Les délices de Tokyo, Durian Sukegawa

                La vie pourrait être paisible dans cette rue de Tokyo où Sentarô tient sa boutique de dorayakis, gâteaux aux haricots rouges qu’affectionnent les Japonais, comme ces collégiens qui viennent s’offrir une friandise à la sortie de l’école. Quand une vieille dame, Tokué, propose ses services, les ventes augmentent et tout le monde apprécie la nouvelle recette qu’elle confectionne avec soin et sans précipitation pour laisser aux ingrédients le temps de se sublimer. Les jours pourraient s’écouler ainsi au rythme des saisons, scandées par la transformation des cerisiers qui bordent la rue : d’abord en bourgeons, puis en fleurs et enfin dénudés quand vient l’hiver. Mais l’âme humaine est cruelle et les clients, en découvrant les doigts déformés de Tokué, la suspectent de lèpre et délaissent les dorayakis.

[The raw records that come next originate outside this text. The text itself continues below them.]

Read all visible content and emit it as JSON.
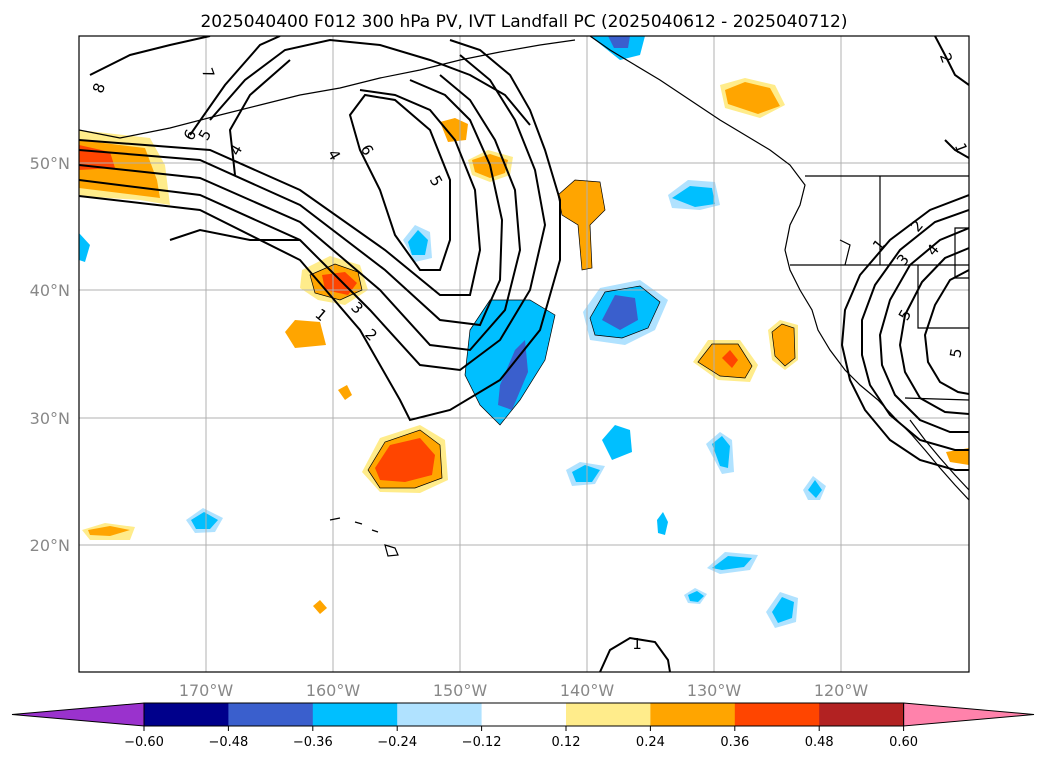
{
  "title": "2025040400 F012 300 hPa PV, IVT Landfall PC (2025040612 - 2025040712)",
  "map": {
    "lat_labels": [
      "50°N",
      "40°N",
      "30°N",
      "20°N"
    ],
    "lon_labels": [
      "170°W",
      "160°W",
      "150°W",
      "140°W",
      "130°W",
      "120°W"
    ],
    "contour_labels": [
      "8",
      "7",
      "6",
      "5",
      "4",
      "1",
      "4",
      "6",
      "5",
      "3",
      "2",
      "1",
      "1",
      "2",
      "3",
      "4",
      "5",
      "5",
      "2",
      "1"
    ]
  },
  "colorbar": {
    "ticks": [
      "−0.60",
      "−0.48",
      "−0.36",
      "−0.24",
      "−0.12",
      "0.12",
      "0.24",
      "0.36",
      "0.48",
      "0.60"
    ],
    "colors": [
      "#9a32cd",
      "#00008b",
      "#3a5fcd",
      "#00bfff",
      "#b0e2ff",
      "#ffffff",
      "#ffec8b",
      "#ffa500",
      "#ff4500",
      "#b22222",
      "#ff82ab"
    ]
  }
}
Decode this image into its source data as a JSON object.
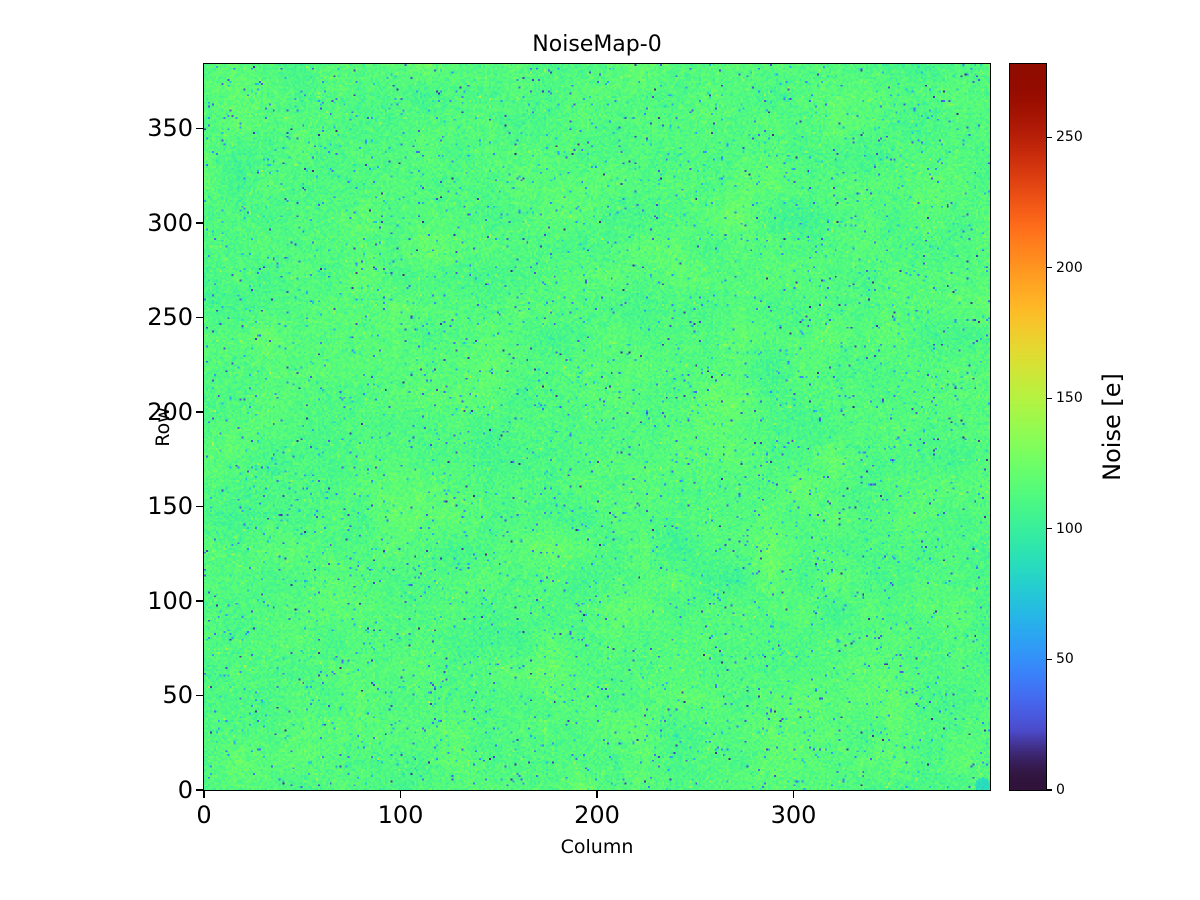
{
  "chart_data": {
    "type": "heatmap",
    "title": "NoiseMap-0",
    "xlabel": "Column",
    "ylabel": "Row",
    "colorbar_label": "Noise [e]",
    "x_range": [
      0,
      400
    ],
    "y_range": [
      0,
      384
    ],
    "n_cols": 400,
    "n_rows": 384,
    "x_ticks": [
      0,
      100,
      200,
      300
    ],
    "y_ticks": [
      0,
      50,
      100,
      150,
      200,
      250,
      300,
      350
    ],
    "colorbar_ticks": [
      0,
      50,
      100,
      150,
      200,
      250
    ],
    "value_range": [
      0,
      278
    ],
    "colormap": "turbo",
    "grid": false,
    "background_color": "#ffffff",
    "distribution": {
      "mean_noise_e": 113,
      "sigma_noise_e": 7,
      "low_outlier_fraction": 0.022,
      "low_outlier_range_e": [
        15,
        85
      ],
      "high_tail_fraction": 0.004,
      "high_tail_range_e": [
        130,
        150
      ]
    },
    "corner_feature": {
      "description": "small cyan low-noise cluster in bottom-right corner",
      "center_col": 396,
      "center_row": 2,
      "radius_px": 4,
      "value_e": 88
    }
  }
}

                La patronne de Sentarô exige le renvoi de l’employée, situation insupportable pour Sentarô qui démissionne et se met à boire. Jusqu’au jour où, une collégienne, habituée de la boutique, vient lui demander de garder son canari, sur les conseils de Tokué.  Tous les deux ont plusieurs points communs. Ils ont connu des déboires : elle, est en fugue et lui, a fait un séjour en prison pour avoir été complice de son patron qui revendait du cannabis. Ils ont surtout la même affection pour Tokué qu’ils vont désormais rejoindre régulièrement dans le sanatorium où elle passe sa vie. Ils découvrent petit à petit sa triste existence et s’attachent de plus en plus à elle, à l’écoute de ses malheurs passés et de son courage. Dès les premiers symptômes de la lèpre, à quatorze ans, Tokué est enfermée dans cet établissement pour malades. Dur apprentissage de la vie pour une fillette qui ne reverra plus sa famille ! Mais elle raconte comment, progressivement, une vie sociale s’est organisée au sanatorium où elle a même trouvé un mari, mort après une récidive. C’est là qu’elle a appris la fameuse recette des dorayakis. C’est là qu’elle a mené un combat pour sortir de cette prison et aller rejoindre Sentarô dans la journée. Elle a réussi à développer une philosophie qui lui a permis de supporter ses souffrances et son enfermement : « Dans cette vaine lutte passée à se débattre au fond des ténèbres, nous nous accrochions à ce seul point : nous étions des êtres humains et nous tentions de garder notre fierté. » Et cette leçon de vie, elle l’offre à ses deux amis malmenés eux aussi par la société : être à l’écoute du monde et apprécier les beautés de la nature.

                Ce petit livre qui ressemble à un conte, est un merveilleux éloge de la lenteur, du goût des autres, de la nature et en même temps une incitation à se battre pour défendre sa dignité. Toutes ces qualités se retrouvent dans le film éponyme adapté du roman et réalisé par Naomi Kawase.